I basically have this example in mind. Consider the unit circle $S^1$ as a submanifold of $\mathbb{R}^2$ (symmetric about the origin) and $[-1,1]$ as a submanifold of $\mathbb{R}$. Define the projection map $\pi: S^1 \to [-1,1], \pi(x,y) = x$ where $(x,y) \in S^1$. This map is smooth in the induced smooth structures and has constant rank 1 on $S^1$ (rank of $d\pi_{(x,y)}$ is 1). So by the inverse function theorem, every $x \in [-1,1]$ is a regular value and so there are open neighborhoods about $x$ and any point in its fiber that are diffeomorphic. But if $x = -1$ then there appears to be a problem because the open neighborhoods of $x$ are of the form $[-1,a), a\leq 1$ and $\pi$ is not injective on the preimage of any such open set.
So either I've made a mistake above or there can be issues at ramification points of the smooth map.
The projection map $\pi: \Bbb R^2\to\Bbb R$ defined by $(x,y)\mapsto x$ has indeed rank $1$, but this doesn't imply that the projection map $\pi: S^1\to \Bbb R$ (considered as a map between these manifolds) has rank $1$ at every point. Indeed, in $(\pm 1,0)$, it has rank zero.
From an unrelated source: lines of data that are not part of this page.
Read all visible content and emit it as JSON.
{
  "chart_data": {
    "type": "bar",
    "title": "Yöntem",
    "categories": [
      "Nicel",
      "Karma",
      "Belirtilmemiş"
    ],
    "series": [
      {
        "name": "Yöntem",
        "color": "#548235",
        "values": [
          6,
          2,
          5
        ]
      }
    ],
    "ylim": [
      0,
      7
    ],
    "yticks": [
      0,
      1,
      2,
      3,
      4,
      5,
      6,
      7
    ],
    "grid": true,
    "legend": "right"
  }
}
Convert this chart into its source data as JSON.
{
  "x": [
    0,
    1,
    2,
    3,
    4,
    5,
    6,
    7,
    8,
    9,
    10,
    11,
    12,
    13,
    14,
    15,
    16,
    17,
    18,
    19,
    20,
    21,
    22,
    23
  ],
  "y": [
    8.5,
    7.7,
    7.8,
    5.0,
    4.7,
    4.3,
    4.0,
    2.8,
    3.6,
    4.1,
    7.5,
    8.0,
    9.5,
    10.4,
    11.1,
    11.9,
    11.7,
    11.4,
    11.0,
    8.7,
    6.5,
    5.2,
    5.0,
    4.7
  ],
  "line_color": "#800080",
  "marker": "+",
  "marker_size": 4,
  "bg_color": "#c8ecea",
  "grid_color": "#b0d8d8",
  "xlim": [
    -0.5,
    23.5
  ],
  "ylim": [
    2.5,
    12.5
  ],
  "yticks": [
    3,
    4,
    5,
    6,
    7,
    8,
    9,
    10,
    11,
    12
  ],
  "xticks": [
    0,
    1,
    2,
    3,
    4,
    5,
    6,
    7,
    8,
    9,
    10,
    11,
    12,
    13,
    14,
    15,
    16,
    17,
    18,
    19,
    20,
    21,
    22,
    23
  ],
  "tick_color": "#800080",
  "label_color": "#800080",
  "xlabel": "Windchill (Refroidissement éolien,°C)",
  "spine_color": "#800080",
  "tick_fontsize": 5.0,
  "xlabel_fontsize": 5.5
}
If you parametrize a neighborhood of $(1,0)$ in $S^1$ by a parameter $\varphi\in (-\epsilon, \epsilon)$ and a map $\varphi\mapsto (\cos \varphi, \sin \varphi)$, then $\pi$ is represented (in this coordinate frame) by $\varphi\mapsto \cos \varphi$, which is a function with zero derivative for $\varphi=0$.